To find your ideal garnish, Day suggests an experiment that lays out all the options at once. “I love the seasoning experiment we feature in the book so much—every time I do it for someone, their eyes light up at the dramatic difference garnish can make in a drink that, on paper, looks nearly identical.”
To get started at home, set up six mini Martinis (make three full-sized cocktails and divide the liquid between six glasses), made with your favorite gin and vermouth balance (or go with the bar’s recipe). Leave one cocktail unadorned, one with an olive, one with an onion, a lemon twist, an orange twist and a lime twist. The Martini without the garnish is your control glass, used to reference between sips of each of the others. As you taste through each variation, take stock of what each garnish brings to the glass.
Here, in his own words, Day offers his thoughts on each garnish.

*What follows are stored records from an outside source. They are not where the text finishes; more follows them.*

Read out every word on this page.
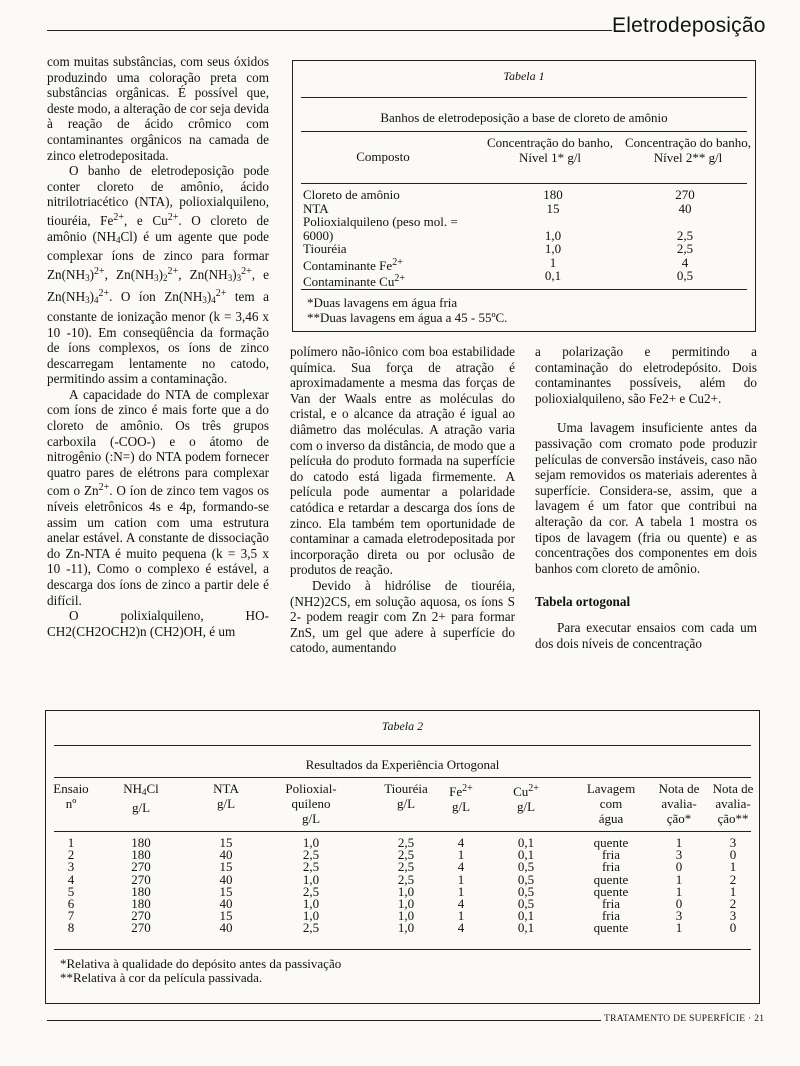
Eletrodeposição

com muitas substâncias, com seus óxidos produzindo uma coloração preta com substâncias orgânicas. É possível que, deste modo, a alteração de cor seja devida à reação de ácido crômico com contaminantes orgânicos na camada de zinco eletrodepositada.

O banho de eletrodeposição pode conter cloreto de amônio, ácido nitrilotriacético (NTA), polioxialquileno, tiouréia, $Fe^{2+}$, e $Cu^{2+}$. O cloreto de amônio $(NH_4Cl)$ é um agente que pode complexar íons de zinco para formar $Zn(NH_3)^{2+}$, $Zn(NH_3)_2^{2+}$, $Zn(NH_3)_3^{2+}$, e $Zn(NH_3)_4^{2+}$. O íon $Zn(NH_3)_4^{2+}$ tem a constante de ionização menor (k = 3,46 x 10 -10). Em conseqüência da formação de íons complexos, os íons de zinco descarregam lentamente no catodo, permitindo assim a contaminação.

A capacidade do NTA de complexar com íons de zinco é mais forte que a do cloreto de amônio. Os três grupos carboxila (-COO-) e o átomo de nitrogênio (:N=) do NTA podem fornecer quatro pares de elétrons para complexar com o $Zn^{2+}$. O íon de zinco tem vagos os níveis eletrônicos 4s e 4p, formando-se assim um cation com uma estrutura anelar estável. A constante de dissociação do Zn-NTA é muito pequena (k = 3,5 x 10 -11), Como o complexo é estável, a descarga dos íons de zinco a partir dele é difícil.

O polixialquileno, HO-CH2(CH2OCH2)n (CH2)OH, é um

Tabela 1
Banhos de eletrodeposição a base de cloreto de amônio
Composto
Concentração do banho, Nível 1* g/l
Concentração do banho, Nível 2** g/l
Cloreto de amônio
NTA
Polioxialquileno (peso mol. = 6000)
Tiouréia
Contaminante $Fe^{2+}$
Contaminante $Cu^{2+}$
180
15

1,0
1,0
1
0,1
270
40

2,5
2,5
4
0,5
*Duas lavagens em água fria
**Duas lavagens em água a 45 - 55ºC.

polímero não-iônico com boa estabilidade química. Sua força de atração é aproximadamente a mesma das forças de Van der Waals entre as moléculas do cristal, e o alcance da atração é igual ao diâmetro das moléculas. A atração varia com o inverso da distância, de modo que a pelícuła do produto formada na superfície do catodo está ligada firmemente. A película pode aumentar a polaridade catódica e retardar a descarga dos íons de zinco. Ela também tem oportunidade de contaminar a camada eletrodepositada por incorporação direta ou por oclusão de produtos de reação.

Devido à hidrólise de tiouréia, (NH2)2CS, em solução aquosa, os íons S 2- podem reagir com Zn 2+ para formar ZnS, um gel que adere à superfície do catodo, aumentando

a polarização e permitindo a contaminação do eletrodepósito. Dois contaminantes possíveis, além do polioxialquileno, são Fe2+ e Cu2+.

Uma lavagem insuficiente antes da passivação com cromato pode produzir películas de conversão instáveis, caso não sejam removidos os materiais aderentes à superfície. Considera-se, assim, que a lavagem é um fator que contribui na alteração da cor. A tabela 1 mostra os tipos de lavagem (fria ou quente) e as concentrações dos componentes em dois banhos com cloreto de amônio.

Tabela ortogonal

Para executar ensaios com cada um dos dois níveis de concentração

Tabela 2
Resultados da Experiência Ortogonal
Ensaio
nº
$NH_4Cl$
g/L
NTA
g/L
Polioxial-
quileno
g/L
Tiouréia
g/L
$Fe^{2+}$
g/L
$Cu^{2+}$
g/L
Lavagem
com
água
Nota de
avalia-
ção*
Nota de
avalia-
ção**
1
2
3
4
5
6
7
8
180
180
270
270
180
180
270
270
15
40
15
40
15
40
15
40
1,0
2,5
2,5
1,0
2,5
1,0
1,0
2,5
2,5
2,5
2,5
2,5
1,0
1,0
1,0
1,0
4
1
4
1
1
4
1
4
0,1
0,1
0,5
0,5
0,5
0,5
0,1
0,1
quente
fria
fria
quente
quente
fria
fria
quente
1
3
0
1
1
0
3
1
3
0
1
2
1
2
3
0
*Relativa à qualidade do depósito antes da passivação
**Relativa à cor da película passivada.
TRATAMENTO DE SUPERFÍCIE · 21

A lemon twist is best used to perfume the top of a cocktail, but never should its skin be rubbed on the glass where the lips will touch. Call me delicate, but I find lemon oil on the tongue so powerful as to overwhelm the flavor of the cocktail, to almost burn my tongue. If left in the drink for more than a few minutes, I find that a lemon twist may extract some unpleasant bitter flavors if pith is present—transforming a light and refreshing Martini into something a little too close to Lemon Pledge for my comfort. For this reason, I usually take mine out after about a minute—just enough time to add some additional complexity to a cocktail, but not so much to overwhelm.
The sweet oils of orange are amazing both as an aroma and as a flavoring element in a cocktail. While we never rub lemon peel on a glass, we do often with orange: its sweetness can act to amplify certain flavors within a cocktail, particularly those made with aged spirits like bourbon and rye—or when bitter ingredients are used, like amari.
Get the best olives you can. They are not the ones stuffed with peppers or blue cheese; they are the whole olives that look fresh. Keep them chilled. Add them to your Martini just before sipping, dropping to the bottom of the glass as a tasty reward for a finished cocktail.
I view onions in much the same way as I do olives; a quality pickled onion will change a Martini in amazing ways, while a lackluster generic one will add brine and little else. Look for hearty Cipollini onions pickled in a classic brine—or better yet, search out the pickle stand at your local farmer’s market for something truly unique or make your own!
The skin of lime is highly fragrant, but its oils can be a bit astringent when used as a twist on a drink. There are very special cases when a lime twist can work wonders, but by and large, we steer clear as it can easily overpower the cocktail and steer it in an odd direction.